Business Standard

Cane shortage forces sugar mills in South to operate at 25% capacity

Rise in production cost, reduction in sugar prices increased pressure

- T E NARASIMHAN

Even as all-India sugar output is expected to rise 25 per cent this year, sugar mills in south India are reeling from low production and very low cane utilisatio­n.

While one side is feeling the pressure of drought, which resulted in low capacity utilisatio­n, mills are facing increasing fixed costs and price drops, which are impacting their financials.

The Indian Sugar Mills Associatio­n data shows in Andhra Pradesh and Telangana, 21 sugar mills produced 190,000 tonnes of sugar till December 31 and this is 16,000 tonnes less than what was produced by 25 mills in the 2016-17 sugar season (SS) till December 31, 2016. The sugar season is October to September.

In Tamil Nadu, 20 sugar mills are in operation as compared to 34 mills on December 31 last year. Mills in Tamil Nadu produced 170,000 tonnes of sugar till December 31, 2017, as against 186,000 produced last year on the correspond­ing date.

A Vellayan, executive chairman, Murugappa Group, which owns EID Parry, said Tamil Nadu was impacted due to three years of drought, and this year “we will see the weakest crop ever”.

“Forty per cent of our volumes comes from Tamil Nadu, the rest from Karnataka and Andhra Pradesh.
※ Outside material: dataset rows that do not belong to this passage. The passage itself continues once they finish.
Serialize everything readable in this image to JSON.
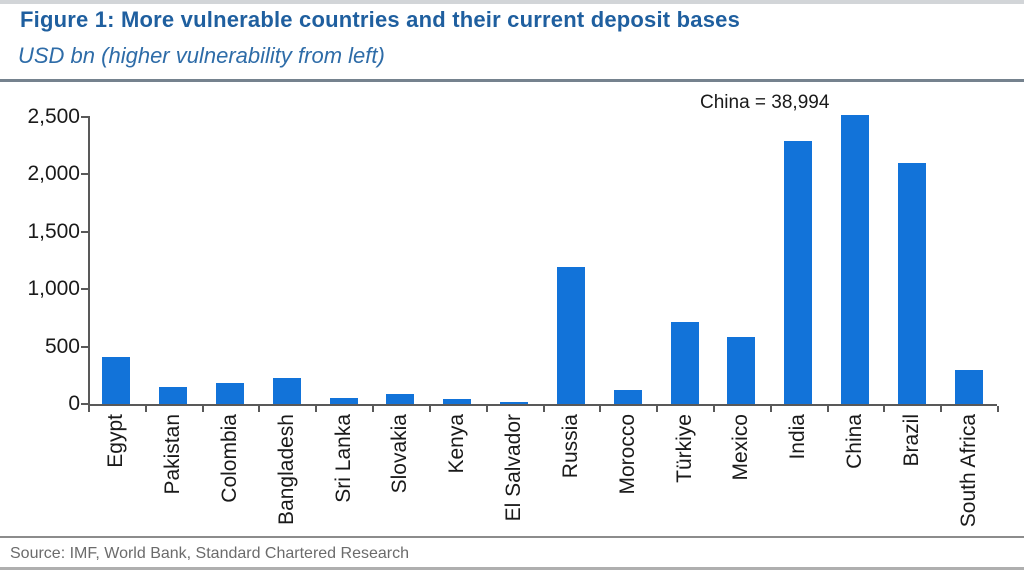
{
  "figure": {
    "title": "Figure 1: More vulnerable countries and their current deposit bases",
    "subtitle": "USD bn (higher vulnerability from left)",
    "annotation": "China = 38,994",
    "source": "Source: IMF, World Bank, Standard Chartered Research"
  },
  "colors": {
    "bar_blue": "#1273d9",
    "title_blue": "#1f5f9f",
    "subtitle_blue": "#2e6ca8",
    "axis_gray": "#595959",
    "header_divider": "#75828e",
    "footer_divider": "#8c8c8c",
    "source_gray": "#6b6b6b",
    "tick_label": "#1a1a1a"
  },
  "chart_data": {
    "type": "bar",
    "title": "Figure 1: More vulnerable countries and their current deposit bases",
    "subtitle": "USD bn (higher vulnerability from left)",
    "ylabel": "USD bn",
    "categories": [
      "Egypt",
      "Pakistan",
      "Colombia",
      "Bangladesh",
      "Sri Lanka",
      "Slovakia",
      "Kenya",
      "El Salvador",
      "Russia",
      "Morocco",
      "Türkiye",
      "Mexico",
      "India",
      "China",
      "Brazil",
      "South Africa"
    ],
    "values": [
      410,
      145,
      180,
      230,
      55,
      85,
      40,
      15,
      1190,
      125,
      715,
      585,
      2290,
      2510,
      2095,
      295
    ],
    "china_truncated": true,
    "china_actual_value": 38994,
    "annotation": "China = 38,994",
    "ylim": [
      0,
      2500
    ],
    "ytick_values": [
      0,
      500,
      1000,
      1500,
      2000,
      2500
    ],
    "ytick_labels": [
      "0",
      "500",
      "1,000",
      "1,500",
      "2,000",
      "2,500"
    ],
    "grid": false,
    "legend": "none",
    "bar_color": "#1273d9",
    "source": "Source: IMF, World Bank, Standard Chartered Research"
  }
}
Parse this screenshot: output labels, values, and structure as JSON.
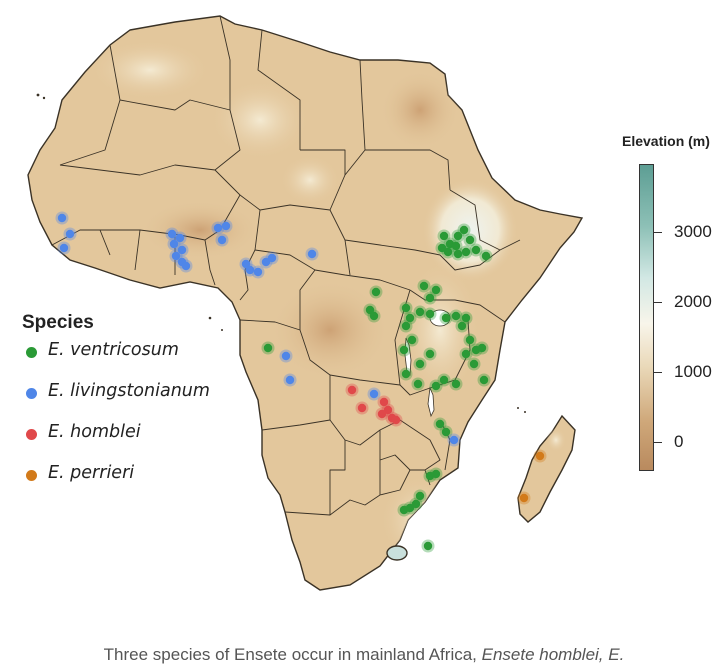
{
  "map": {
    "title": "",
    "legend": {
      "title": "Species",
      "items": [
        {
          "label": "E. ventricosum",
          "color": "#2a9a36"
        },
        {
          "label": "E. livingstonianum",
          "color": "#4f86e8"
        },
        {
          "label": "E. homblei",
          "color": "#e0484a"
        },
        {
          "label": "E. perrieri",
          "color": "#d27a1a"
        }
      ]
    },
    "elevation_scale": {
      "title": "Elevation (m)",
      "ticks": [
        {
          "value": 3000,
          "label": "3000"
        },
        {
          "value": 2000,
          "label": "2000"
        },
        {
          "value": 1000,
          "label": "1000"
        },
        {
          "value": 0,
          "label": "0"
        }
      ],
      "colors": {
        "high": "#5d9e94",
        "mid_high": "#d2e8e4",
        "mid": "#f8f5ea",
        "low": "#b98a5e"
      }
    },
    "colors": {
      "land": "#e3c79c",
      "highland": "#f4ecd6",
      "border": "#3a3226",
      "water": "#ffffff"
    }
  },
  "caption": {
    "text_plain": "Three species of Ensete occur in mainland Africa, ",
    "text_italic": "Ensete homblei, E."
  }
}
Fortunatel­y, we have moved to other states and they are in better shape. We are going to see a balanced situation this time. We will be better placed than people who are dependent only on Tamil Nadu,” said Vellayan.
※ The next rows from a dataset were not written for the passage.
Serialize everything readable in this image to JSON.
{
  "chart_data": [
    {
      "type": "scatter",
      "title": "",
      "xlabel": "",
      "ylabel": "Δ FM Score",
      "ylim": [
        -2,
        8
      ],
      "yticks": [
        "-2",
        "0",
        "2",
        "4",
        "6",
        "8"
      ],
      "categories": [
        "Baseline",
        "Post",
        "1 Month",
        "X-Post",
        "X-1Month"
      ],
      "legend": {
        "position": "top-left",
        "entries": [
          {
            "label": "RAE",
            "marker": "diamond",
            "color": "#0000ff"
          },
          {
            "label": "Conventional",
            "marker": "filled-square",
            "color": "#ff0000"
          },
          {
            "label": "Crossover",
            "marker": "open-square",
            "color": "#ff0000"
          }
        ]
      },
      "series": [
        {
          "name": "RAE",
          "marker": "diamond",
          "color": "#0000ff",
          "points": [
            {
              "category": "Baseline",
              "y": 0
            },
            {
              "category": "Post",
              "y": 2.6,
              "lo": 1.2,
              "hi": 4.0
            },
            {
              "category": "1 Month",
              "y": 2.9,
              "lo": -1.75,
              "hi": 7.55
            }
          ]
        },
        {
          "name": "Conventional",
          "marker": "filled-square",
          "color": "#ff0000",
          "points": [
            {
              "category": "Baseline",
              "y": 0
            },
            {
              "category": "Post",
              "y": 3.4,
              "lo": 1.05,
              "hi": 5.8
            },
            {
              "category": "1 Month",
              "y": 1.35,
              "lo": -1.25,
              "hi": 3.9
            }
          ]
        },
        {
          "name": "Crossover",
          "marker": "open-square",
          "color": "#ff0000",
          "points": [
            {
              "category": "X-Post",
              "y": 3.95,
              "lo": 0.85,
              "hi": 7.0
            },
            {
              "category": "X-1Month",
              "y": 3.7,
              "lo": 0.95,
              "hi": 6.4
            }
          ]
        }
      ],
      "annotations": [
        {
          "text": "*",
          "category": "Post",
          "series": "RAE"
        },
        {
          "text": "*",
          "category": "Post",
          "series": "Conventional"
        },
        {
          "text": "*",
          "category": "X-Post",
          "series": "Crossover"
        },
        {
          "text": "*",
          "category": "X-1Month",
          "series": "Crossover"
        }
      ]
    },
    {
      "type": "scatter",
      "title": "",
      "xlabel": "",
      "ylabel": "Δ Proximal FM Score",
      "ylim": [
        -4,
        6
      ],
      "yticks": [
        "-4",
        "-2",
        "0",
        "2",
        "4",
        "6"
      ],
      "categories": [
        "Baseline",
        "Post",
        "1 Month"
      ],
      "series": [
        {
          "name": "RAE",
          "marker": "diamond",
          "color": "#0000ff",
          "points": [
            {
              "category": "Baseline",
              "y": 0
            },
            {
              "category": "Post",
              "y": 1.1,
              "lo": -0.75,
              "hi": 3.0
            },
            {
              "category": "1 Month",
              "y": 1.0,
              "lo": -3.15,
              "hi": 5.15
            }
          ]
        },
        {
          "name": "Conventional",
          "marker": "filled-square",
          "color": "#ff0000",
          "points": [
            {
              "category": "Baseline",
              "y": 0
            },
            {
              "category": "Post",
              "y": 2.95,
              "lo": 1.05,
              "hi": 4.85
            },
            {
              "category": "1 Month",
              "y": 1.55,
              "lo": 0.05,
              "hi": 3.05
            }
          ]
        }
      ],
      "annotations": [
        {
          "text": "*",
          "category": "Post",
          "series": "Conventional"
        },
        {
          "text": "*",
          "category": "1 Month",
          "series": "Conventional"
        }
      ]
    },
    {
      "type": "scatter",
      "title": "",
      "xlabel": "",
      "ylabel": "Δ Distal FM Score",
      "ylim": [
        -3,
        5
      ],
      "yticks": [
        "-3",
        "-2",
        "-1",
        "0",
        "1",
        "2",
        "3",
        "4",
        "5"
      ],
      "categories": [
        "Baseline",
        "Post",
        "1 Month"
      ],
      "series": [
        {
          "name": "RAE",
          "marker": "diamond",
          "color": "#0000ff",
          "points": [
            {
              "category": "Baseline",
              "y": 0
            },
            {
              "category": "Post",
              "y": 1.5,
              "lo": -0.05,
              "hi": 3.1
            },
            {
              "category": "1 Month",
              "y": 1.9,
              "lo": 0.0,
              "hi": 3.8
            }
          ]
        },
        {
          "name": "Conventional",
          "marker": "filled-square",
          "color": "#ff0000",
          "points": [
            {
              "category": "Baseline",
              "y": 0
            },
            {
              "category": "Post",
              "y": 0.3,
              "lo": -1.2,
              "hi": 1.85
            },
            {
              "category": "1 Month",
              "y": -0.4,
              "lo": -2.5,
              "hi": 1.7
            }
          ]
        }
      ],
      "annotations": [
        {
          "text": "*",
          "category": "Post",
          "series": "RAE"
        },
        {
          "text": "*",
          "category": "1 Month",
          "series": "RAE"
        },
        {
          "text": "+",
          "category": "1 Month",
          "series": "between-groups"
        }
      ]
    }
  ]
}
N Ramanathan, managing director, Ponni Sugars, said cane volumes for all players in Tamil Nadu had been coming down year after year. So lower sugar recovery has strained earnings, according to him. He added the cost of production increased to ~50 a kg, at 20-25 per cent capacity utilisatio­n, from ~30-36 a kg, when the capacity utilisatio­n was 95-10 per cent. This cost is much more than the market price.
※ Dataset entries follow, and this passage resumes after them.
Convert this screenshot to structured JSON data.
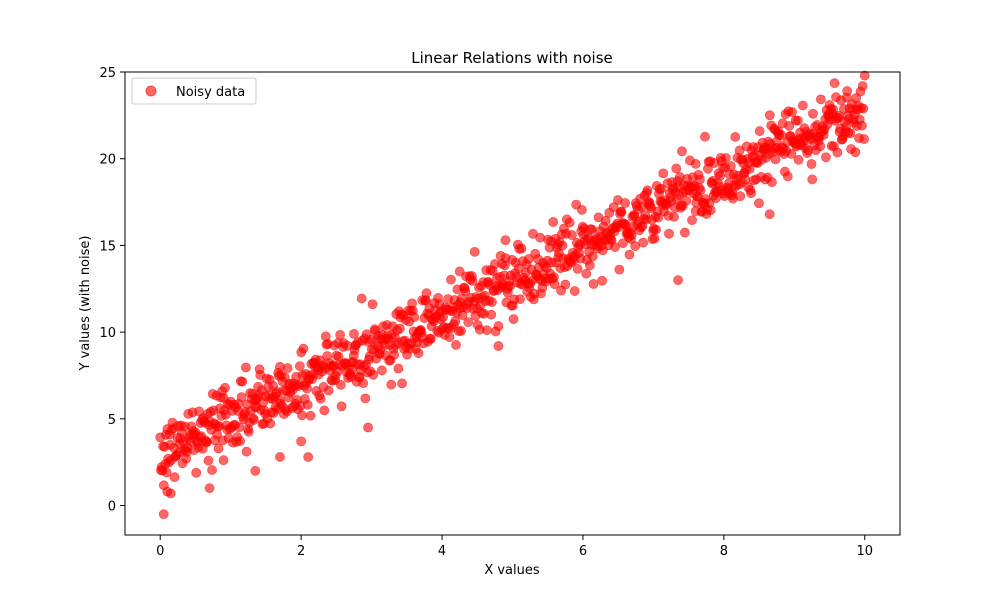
{
  "chart_data": {
    "type": "scatter",
    "title": "Linear Relations with noise",
    "xlabel": "X values",
    "ylabel": "Y values (with noise)",
    "xlim": [
      -0.5,
      10.5
    ],
    "ylim": [
      -1.7,
      25.0
    ],
    "x_ticks": [
      0,
      2,
      4,
      6,
      8,
      10
    ],
    "y_ticks": [
      0,
      5,
      10,
      15,
      20,
      25
    ],
    "grid": false,
    "legend_position": "top-left",
    "series": [
      {
        "name": "Noisy data",
        "color": "#ff0000",
        "opacity": 0.6,
        "marker": "circle",
        "count": 1000,
        "trend": {
          "slope": 2.0,
          "intercept": 3.0,
          "noise_sd": 1.0
        },
        "outliers": [
          [
            0.05,
            -0.5
          ],
          [
            0.1,
            0.8
          ],
          [
            0.15,
            0.7
          ],
          [
            0.7,
            1.0
          ],
          [
            1.35,
            2.0
          ],
          [
            1.7,
            2.8
          ],
          [
            2.0,
            3.7
          ],
          [
            2.1,
            2.8
          ],
          [
            2.95,
            4.5
          ],
          [
            2.75,
            9.9
          ],
          [
            4.25,
            13.5
          ],
          [
            4.9,
            15.3
          ],
          [
            4.8,
            9.2
          ],
          [
            7.35,
            13.0
          ],
          [
            8.65,
            16.8
          ],
          [
            9.75,
            23.9
          ],
          [
            9.5,
            23.1
          ],
          [
            0.9,
            6.2
          ],
          [
            1.7,
            8.0
          ],
          [
            7.6,
            19.7
          ]
        ]
      }
    ]
  }
}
The sugar production capacity of Tamil Nadu mills is close to 3 million tonnes.

Ramanathan said the area under the sugar crop had been shrinking, the quality had started deteriorat­ing, and the sugar content in cane was drying up, adding, as a result, from a peak of 2.55 million tonnes of production four-five years ago, last year around 1.2 million tonnes were produced. And this season production would be around 600,000 tonnes, which is hardly 25 per cent of the capacity, he said.

Vellayan said next year output would be at the same level or marginally higher. Consumptio­n and production are more evenly matched. Prices will remain stable at this level at ~33-34.